Passionate Vietnamese Student Becomes Celebrated Math Professor in Australia
Doctor Le Kim Ngan. Photo: Vietnamnet

It's easier to pursue a profession in math once you comprehend 'the objective of doing Math.' Of course, many qualities must be present for young people to pursue a career in mathematics, according to Le Kim Ngan, but the most crucial are desire, ability, and perseverance.

“To become a professional Mathematician, it is very important to have a love of Math. Because the definition of professionalism is dedicating yourself to the job. Besides, it also takes the ability for a person to become an expert in their field," Ngan emphasized.

Finally, persistence is required. It takes a person many years of his life to become a real mathematician. They will be glad, though, when they receive the rewards of their years of perseverance.

"Surely, 'no one gets pleasure from puzzles solved in just 5-10 minutes," said Ngan.

Young people can easily apply for a scholarship to study Mathematics

In the past, applying for a scholarship to study mathematics abroad was more challenging because few international colleges were aware of Vietnamese universities. However, many Vietnamese schools have become well-known and have earned high praise from international schools, making it easier for students to apply for scholarships to study in nations such as the United States, Australia, and other countries.

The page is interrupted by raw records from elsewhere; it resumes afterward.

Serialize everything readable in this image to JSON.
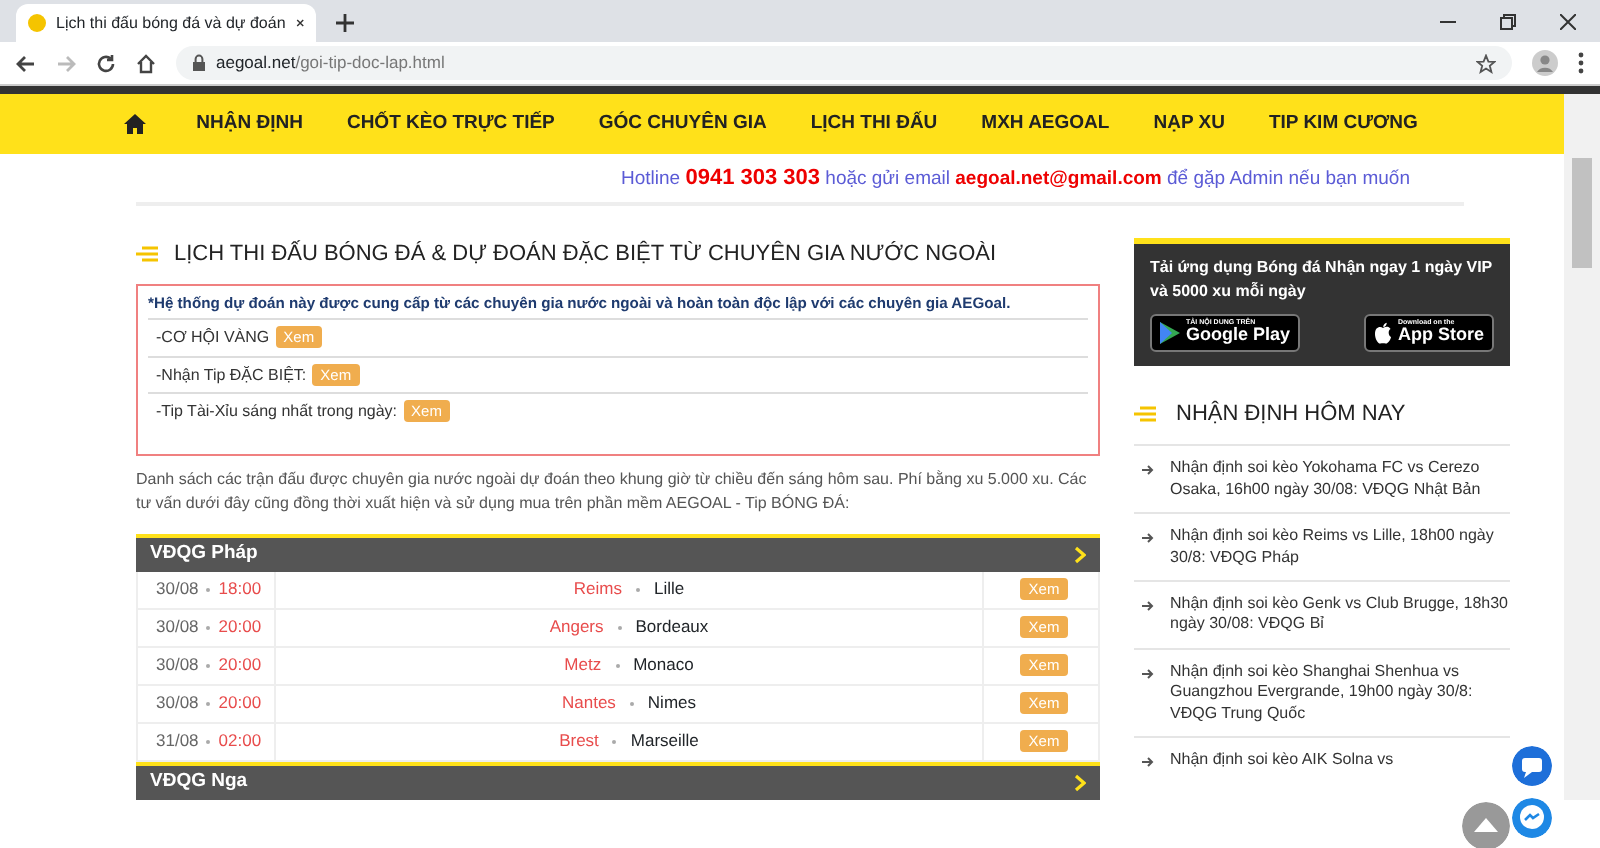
{
  "browser": {
    "tab_title": "Lịch thi đấu bóng đá và dự đoán",
    "url_domain": "aegoal.net",
    "url_path": "/goi-tip-doc-lap.html"
  },
  "nav": {
    "items": [
      "NHẬN ĐỊNH",
      "CHỐT KÈO TRỰC TIẾP",
      "GÓC CHUYÊN GIA",
      "LỊCH THI ĐẤU",
      "MXH AEGOAL",
      "NẠP XU",
      "TIP KIM CƯƠNG"
    ]
  },
  "contact": {
    "label": "Hotline",
    "phone": "0941 303 303",
    "middle": "hoặc gửi email",
    "email": "aegoal.net@gmail.com",
    "end": "để gặp Admin nếu bạn muốn"
  },
  "main": {
    "title": "LỊCH THI ĐẤU BÓNG ĐÁ & DỰ ĐOÁN ĐẶC BIỆT TỪ CHUYÊN GIA NƯỚC NGOÀI",
    "notice": {
      "intro": "*Hệ thống dự đoán này được cung cấp từ các chuyên gia nước ngoài và hoàn toàn độc lập với các chuyên gia AEGoal.",
      "items": [
        {
          "label": "-CƠ HỘI VÀNG",
          "button": "Xem"
        },
        {
          "label": "-Nhận Tip ĐẶC BIỆT:",
          "button": "Xem"
        },
        {
          "label": "-Tip Tài-Xỉu sáng nhất trong ngày:",
          "button": "Xem"
        }
      ]
    },
    "description": "Danh sách các trận đấu được chuyên gia nước ngoài dự đoán theo khung giờ từ chiều đến sáng hôm sau. Phí bằng xu 5.000 xu. Các tư vấn dưới đây cũng đồng thời xuất hiện và sử dụng mua trên phần mềm AEGOAL - Tip BÓNG ĐÁ:",
    "leagues": [
      {
        "name": "VĐQG Pháp",
        "matches": [
          {
            "date": "30/08",
            "time": "18:00",
            "home": "Reims",
            "away": "Lille",
            "button": "Xem"
          },
          {
            "date": "30/08",
            "time": "20:00",
            "home": "Angers",
            "away": "Bordeaux",
            "button": "Xem"
          },
          {
            "date": "30/08",
            "time": "20:00",
            "home": "Metz",
            "away": "Monaco",
            "button": "Xem"
          },
          {
            "date": "30/08",
            "time": "20:00",
            "home": "Nantes",
            "away": "Nimes",
            "button": "Xem"
          },
          {
            "date": "31/08",
            "time": "02:00",
            "home": "Brest",
            "away": "Marseille",
            "button": "Xem"
          }
        ]
      },
      {
        "name": "VĐQG Nga"
      }
    ]
  },
  "sidebar": {
    "app_promo": {
      "text": "Tải ứng dụng Bóng đá Nhận ngay 1 ngày VIP và 5000 xu mỗi ngày",
      "stores": [
        {
          "kind": "google",
          "caption": "TẢI NỘI DUNG TRÊN",
          "label": "Google Play"
        },
        {
          "kind": "apple",
          "caption": "Download on the",
          "label": "App Store"
        }
      ]
    },
    "heading": "NHẬN ĐỊNH HÔM NAY",
    "articles": [
      "Nhận định soi kèo Yokohama FC vs Cerezo Osaka, 16h00 ngày 30/08: VĐQG Nhật Bản",
      "Nhận định soi kèo Reims vs Lille, 18h00 ngày 30/8: VĐQG Pháp",
      "Nhận định soi kèo Genk vs Club Brugge, 18h30 ngày 30/08: VĐQG Bỉ",
      "Nhận định soi kèo Shanghai Shenhua vs Guangzhou Evergrande, 19h00 ngày 30/8: VĐQG Trung Quốc",
      "Nhận định soi kèo AIK Solna vs"
    ]
  }
}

Students should, however, write at least one scientific paper if possible (can be signed with the teacher if not able to write by themselves). The article will help you stand out when applying for scholarships.

They can also be confident that simply excelling in a major will allow them to compete with international students (if the scores in other subjects are not too high).

Because many schools now only take specific subjects in order to evaluate competitive scores for scholarships, Ngan says.